What is a VPN (and how does WireGuard do it)?

The one-sentence definition

A VPN — Virtual Private Network — is a virtual network interface that encrypts your traffic and carries it over an untrusted network, so two machines (or a device and a network) behave as if they were on the same private LAN, no matter where they actually sit.

What "virtual" and "private" mean here

The network is virtual because it is not made of cables — it is a software interface (like wg0) that looks like a normal network card to the operating system, but everything sent through it is encrypted and tunnelled inside ordinary packets to the other end. It is private because only the endpoints holding the right keys can read what flows through it; to anything in between, it is opaque encrypted traffic.

The result: a server in a datacentre and a box behind your home router can be given tunnel addresses like 10.8.0.1 and 10.8.0.2 and talk to each other directly, as though they shared a switch — even though one is behind NAT with no public address.

Two different things both called "VPN"

The word covers two uses that share technology but not purpose:

	Privacy-product VPN	Infrastructure VPN
Goal	Hide your traffic / change your apparent location	Link machines or networks privately
Shape	Your device → provider's exit node → internet	Point-to-point or site-to-site link you run
Examples	Commercial "VPN" subscriptions	WireGuard/OpenVPN tunnels, homelab edge

This reference is about the infrastructure sense — building your own private links — not the commercial exit-node products, though both rely on the same kind of encrypted tunnel.

The two common shapes

Remote-access — a single device joins a remote network (a laptop dialling into the office, your phone reaching home services).
Site-to-site / point-to-point — two networks or two hosts are linked so machines on each side reach the other. The VPS-to-homelab tunnel is this shape: two hosts, one encrypted link.

flowchart LR
    A["Host A<br/><i>10.8.0.1</i>"] -. "encrypted tunnel<br/>over the public internet" .- B["Host B<br/><i>10.8.0.2</i>"]
    A --- NIC1["wg0<br/><i>virtual interface</i>"]
    B --- NIC2["wg0<br/><i>virtual interface</i>"]

Each side has a virtual wg0 interface; traffic between the tunnel addresses is encrypted and carried over whatever real network sits underneath.

How WireGuard does it

WireGuard is a modern VPN that lives inside the Linux kernel and is deliberately tiny — a few thousand lines, against the hundreds of thousands in OpenVPN or IPsec. Its model is stripped down to essentials:

Peers, not client/server.
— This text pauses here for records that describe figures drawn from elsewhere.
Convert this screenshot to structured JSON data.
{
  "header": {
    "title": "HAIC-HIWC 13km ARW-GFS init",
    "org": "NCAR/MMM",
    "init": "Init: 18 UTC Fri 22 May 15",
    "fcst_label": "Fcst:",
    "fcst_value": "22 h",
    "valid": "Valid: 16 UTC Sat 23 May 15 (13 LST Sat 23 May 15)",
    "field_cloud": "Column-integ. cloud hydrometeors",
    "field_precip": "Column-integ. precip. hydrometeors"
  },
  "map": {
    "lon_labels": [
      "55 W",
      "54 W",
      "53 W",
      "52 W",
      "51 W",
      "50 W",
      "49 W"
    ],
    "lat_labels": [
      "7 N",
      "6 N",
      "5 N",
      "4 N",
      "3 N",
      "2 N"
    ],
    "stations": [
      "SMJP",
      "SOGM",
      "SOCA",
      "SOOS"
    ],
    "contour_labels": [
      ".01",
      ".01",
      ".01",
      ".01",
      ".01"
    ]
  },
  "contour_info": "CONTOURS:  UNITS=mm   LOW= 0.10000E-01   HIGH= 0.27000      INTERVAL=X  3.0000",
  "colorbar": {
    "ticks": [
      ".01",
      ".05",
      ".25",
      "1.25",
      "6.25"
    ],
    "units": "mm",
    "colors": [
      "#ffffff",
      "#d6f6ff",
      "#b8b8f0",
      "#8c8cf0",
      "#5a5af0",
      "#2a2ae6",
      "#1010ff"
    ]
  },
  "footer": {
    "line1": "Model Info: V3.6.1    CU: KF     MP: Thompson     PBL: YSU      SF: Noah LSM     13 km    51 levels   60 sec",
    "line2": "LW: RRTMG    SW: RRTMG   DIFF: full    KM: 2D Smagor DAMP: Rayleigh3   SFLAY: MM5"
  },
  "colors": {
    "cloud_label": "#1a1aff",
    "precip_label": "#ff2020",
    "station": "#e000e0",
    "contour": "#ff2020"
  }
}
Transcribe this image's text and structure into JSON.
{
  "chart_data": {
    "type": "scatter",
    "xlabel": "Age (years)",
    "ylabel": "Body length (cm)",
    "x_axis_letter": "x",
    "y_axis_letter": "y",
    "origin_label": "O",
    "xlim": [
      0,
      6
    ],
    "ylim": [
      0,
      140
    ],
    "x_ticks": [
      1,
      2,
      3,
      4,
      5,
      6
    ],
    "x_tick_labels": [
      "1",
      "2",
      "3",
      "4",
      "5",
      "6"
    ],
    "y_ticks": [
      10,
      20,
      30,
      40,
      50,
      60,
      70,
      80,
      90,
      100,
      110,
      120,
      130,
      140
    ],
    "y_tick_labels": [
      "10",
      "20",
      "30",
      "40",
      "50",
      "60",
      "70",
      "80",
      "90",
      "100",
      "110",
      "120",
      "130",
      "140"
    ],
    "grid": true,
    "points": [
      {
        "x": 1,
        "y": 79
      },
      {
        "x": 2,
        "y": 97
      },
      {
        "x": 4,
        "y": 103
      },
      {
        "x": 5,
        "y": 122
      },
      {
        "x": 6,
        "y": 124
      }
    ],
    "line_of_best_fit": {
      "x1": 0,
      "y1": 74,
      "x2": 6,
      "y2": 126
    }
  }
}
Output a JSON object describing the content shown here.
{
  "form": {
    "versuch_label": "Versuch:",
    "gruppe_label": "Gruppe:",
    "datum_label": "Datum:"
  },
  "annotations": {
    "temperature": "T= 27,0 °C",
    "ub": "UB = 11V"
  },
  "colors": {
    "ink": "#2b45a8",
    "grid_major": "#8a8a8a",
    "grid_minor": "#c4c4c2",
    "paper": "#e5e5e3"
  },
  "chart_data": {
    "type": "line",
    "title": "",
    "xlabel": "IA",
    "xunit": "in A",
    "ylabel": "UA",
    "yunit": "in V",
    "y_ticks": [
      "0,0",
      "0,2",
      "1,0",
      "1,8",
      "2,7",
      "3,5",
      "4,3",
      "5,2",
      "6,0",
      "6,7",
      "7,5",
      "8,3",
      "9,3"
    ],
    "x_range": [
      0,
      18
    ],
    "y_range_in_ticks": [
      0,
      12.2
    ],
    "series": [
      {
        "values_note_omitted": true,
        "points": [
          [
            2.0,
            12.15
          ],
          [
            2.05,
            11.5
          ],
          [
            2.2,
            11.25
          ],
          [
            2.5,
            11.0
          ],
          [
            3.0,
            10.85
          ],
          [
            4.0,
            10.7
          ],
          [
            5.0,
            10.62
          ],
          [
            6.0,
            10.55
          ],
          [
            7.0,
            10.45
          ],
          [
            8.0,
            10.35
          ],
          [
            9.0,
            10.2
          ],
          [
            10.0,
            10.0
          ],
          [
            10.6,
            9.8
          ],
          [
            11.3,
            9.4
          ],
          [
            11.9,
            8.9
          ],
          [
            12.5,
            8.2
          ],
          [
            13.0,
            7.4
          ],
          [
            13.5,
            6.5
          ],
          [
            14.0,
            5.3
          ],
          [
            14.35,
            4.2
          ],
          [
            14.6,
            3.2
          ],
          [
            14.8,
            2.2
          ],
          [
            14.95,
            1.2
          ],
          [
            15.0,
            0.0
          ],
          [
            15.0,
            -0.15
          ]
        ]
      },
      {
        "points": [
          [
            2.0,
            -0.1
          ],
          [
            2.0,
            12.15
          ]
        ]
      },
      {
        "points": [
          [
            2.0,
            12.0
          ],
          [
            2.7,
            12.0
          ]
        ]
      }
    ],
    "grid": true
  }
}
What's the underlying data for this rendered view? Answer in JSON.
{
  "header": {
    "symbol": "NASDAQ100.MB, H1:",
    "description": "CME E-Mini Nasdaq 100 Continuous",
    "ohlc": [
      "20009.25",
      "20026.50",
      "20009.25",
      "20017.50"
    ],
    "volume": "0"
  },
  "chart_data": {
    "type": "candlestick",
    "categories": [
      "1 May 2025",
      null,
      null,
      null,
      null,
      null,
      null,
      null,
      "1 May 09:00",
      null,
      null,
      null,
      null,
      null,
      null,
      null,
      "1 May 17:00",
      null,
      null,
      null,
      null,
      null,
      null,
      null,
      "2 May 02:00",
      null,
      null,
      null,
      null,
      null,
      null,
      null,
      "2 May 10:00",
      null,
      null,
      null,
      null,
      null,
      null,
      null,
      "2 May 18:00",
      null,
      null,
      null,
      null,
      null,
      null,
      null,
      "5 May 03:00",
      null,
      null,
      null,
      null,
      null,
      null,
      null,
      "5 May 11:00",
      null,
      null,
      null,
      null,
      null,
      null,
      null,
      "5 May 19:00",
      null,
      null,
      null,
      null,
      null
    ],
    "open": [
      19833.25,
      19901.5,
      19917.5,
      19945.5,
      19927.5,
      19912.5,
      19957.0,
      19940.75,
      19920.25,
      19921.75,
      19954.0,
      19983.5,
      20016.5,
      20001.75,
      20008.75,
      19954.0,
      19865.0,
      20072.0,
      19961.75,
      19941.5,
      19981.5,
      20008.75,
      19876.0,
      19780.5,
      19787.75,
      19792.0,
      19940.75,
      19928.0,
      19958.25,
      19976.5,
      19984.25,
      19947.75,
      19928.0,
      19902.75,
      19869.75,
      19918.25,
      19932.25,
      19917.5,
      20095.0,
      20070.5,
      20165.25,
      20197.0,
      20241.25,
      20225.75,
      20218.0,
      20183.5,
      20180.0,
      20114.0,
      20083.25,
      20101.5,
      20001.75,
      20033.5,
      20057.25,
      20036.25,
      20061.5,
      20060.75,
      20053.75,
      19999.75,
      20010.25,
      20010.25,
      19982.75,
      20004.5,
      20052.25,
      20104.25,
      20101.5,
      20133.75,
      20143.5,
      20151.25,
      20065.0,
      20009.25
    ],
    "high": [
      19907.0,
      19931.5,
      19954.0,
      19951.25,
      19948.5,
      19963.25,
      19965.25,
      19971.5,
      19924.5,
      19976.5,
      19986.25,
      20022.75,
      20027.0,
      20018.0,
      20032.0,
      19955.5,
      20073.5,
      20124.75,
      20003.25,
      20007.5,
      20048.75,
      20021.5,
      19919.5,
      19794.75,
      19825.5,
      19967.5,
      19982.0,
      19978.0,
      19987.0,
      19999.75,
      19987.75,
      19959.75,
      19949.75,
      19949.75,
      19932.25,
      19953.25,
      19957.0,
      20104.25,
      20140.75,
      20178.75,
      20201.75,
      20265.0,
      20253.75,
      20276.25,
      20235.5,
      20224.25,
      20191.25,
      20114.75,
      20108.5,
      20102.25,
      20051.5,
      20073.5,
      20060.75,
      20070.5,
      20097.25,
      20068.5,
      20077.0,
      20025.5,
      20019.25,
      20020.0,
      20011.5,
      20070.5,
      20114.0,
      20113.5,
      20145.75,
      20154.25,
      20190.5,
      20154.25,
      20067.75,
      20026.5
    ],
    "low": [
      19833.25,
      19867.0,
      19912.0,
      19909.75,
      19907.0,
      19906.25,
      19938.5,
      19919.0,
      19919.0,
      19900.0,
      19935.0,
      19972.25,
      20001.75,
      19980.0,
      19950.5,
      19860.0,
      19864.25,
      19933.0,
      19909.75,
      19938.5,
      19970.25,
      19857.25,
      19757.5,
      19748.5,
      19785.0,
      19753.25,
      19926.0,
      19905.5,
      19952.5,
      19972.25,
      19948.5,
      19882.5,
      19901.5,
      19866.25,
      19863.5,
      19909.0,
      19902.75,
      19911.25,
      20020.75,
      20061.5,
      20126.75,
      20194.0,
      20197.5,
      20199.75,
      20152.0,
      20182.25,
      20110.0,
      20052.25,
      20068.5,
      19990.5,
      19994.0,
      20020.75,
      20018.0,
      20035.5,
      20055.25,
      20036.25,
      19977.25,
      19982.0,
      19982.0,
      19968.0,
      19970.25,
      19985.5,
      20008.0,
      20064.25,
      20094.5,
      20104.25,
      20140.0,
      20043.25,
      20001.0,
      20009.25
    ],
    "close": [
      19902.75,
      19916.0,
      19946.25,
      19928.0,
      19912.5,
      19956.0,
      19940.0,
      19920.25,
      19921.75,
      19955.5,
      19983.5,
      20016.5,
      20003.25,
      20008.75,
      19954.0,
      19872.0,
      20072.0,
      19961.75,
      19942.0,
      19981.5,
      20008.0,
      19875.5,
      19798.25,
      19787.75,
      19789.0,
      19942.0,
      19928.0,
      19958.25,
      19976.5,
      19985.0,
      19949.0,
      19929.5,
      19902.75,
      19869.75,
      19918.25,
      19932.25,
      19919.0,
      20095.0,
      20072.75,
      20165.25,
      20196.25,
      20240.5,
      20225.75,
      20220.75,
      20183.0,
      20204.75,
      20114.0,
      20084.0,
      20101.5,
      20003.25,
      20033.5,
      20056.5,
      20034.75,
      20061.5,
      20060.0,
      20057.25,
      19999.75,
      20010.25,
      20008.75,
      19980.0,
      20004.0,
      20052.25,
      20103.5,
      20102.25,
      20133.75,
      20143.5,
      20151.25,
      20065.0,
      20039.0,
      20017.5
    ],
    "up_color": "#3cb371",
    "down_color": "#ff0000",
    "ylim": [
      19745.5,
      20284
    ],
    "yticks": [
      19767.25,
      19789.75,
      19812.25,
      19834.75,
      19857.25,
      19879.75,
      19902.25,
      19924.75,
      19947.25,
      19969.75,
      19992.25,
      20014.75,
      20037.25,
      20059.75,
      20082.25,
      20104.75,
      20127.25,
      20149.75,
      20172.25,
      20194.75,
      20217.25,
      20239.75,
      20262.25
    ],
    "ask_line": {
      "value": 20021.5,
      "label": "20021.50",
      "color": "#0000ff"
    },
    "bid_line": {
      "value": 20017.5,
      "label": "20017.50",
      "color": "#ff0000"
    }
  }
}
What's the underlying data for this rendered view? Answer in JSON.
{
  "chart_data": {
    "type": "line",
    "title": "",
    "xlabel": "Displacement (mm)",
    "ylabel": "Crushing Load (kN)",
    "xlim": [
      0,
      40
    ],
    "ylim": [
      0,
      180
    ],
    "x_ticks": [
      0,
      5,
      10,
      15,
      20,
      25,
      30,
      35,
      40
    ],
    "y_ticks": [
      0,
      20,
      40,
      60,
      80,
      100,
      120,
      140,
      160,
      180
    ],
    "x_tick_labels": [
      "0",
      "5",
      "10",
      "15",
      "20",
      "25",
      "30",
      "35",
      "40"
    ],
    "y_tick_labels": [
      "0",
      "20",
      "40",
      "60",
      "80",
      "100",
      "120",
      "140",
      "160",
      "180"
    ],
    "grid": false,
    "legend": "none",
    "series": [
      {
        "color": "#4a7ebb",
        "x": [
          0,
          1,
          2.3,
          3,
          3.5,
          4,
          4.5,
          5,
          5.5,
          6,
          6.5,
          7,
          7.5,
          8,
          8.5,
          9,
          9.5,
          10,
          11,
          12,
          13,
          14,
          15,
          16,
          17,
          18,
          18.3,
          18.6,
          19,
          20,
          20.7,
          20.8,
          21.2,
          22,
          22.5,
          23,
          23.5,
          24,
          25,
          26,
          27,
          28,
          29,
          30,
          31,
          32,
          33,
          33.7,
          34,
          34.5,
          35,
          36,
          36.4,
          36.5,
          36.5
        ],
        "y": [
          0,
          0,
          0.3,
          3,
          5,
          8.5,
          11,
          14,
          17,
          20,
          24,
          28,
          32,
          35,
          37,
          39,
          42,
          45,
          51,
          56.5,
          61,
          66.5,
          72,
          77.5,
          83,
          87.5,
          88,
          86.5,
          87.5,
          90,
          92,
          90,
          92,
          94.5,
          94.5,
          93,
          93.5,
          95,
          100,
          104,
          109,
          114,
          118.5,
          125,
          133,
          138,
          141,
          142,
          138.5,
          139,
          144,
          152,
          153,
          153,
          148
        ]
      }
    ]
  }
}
The protocol has no built-in notion of client or server — just peers that recognise each other.
Keypairs. Each peer has a private key (never leaves the machine) and a public key (shared with the other peer), exactly like SSH keys. A peer only accepts traffic from public keys it knows.
AllowedIPs. Each peer is told which tunnel addresses sit behind the other, which doubles as the routing rule.
One UDP port. All encrypted traffic rides a single UDP port — no session chatter, no certificate authority, no daemon to babysit.
Modern crypto, fixed. It uses Curve25519, ChaCha20-Poly1305, and BLAKE2s — no negotiable cipher suites to misconfigure or downgrade.

The practical wins over older VPNs are a far simpler config, much faster throughput and lower latency (kernel datapath), and near-instant reconnect. For joining two machines over an encrypted link, it is close to ideal — which is why the homelab edge tunnel is built on it.

The short version

A VPN is a software network interface that encrypts traffic and tunnels it over an untrusted network, making distant machines act local. WireGuard does this with a small, fast, kernel-level design: peers identified by keypairs, addresses governed by AllowedIPs, all over one UDP port — the cleanest way to build the private link a self-hosted homelab edge needs.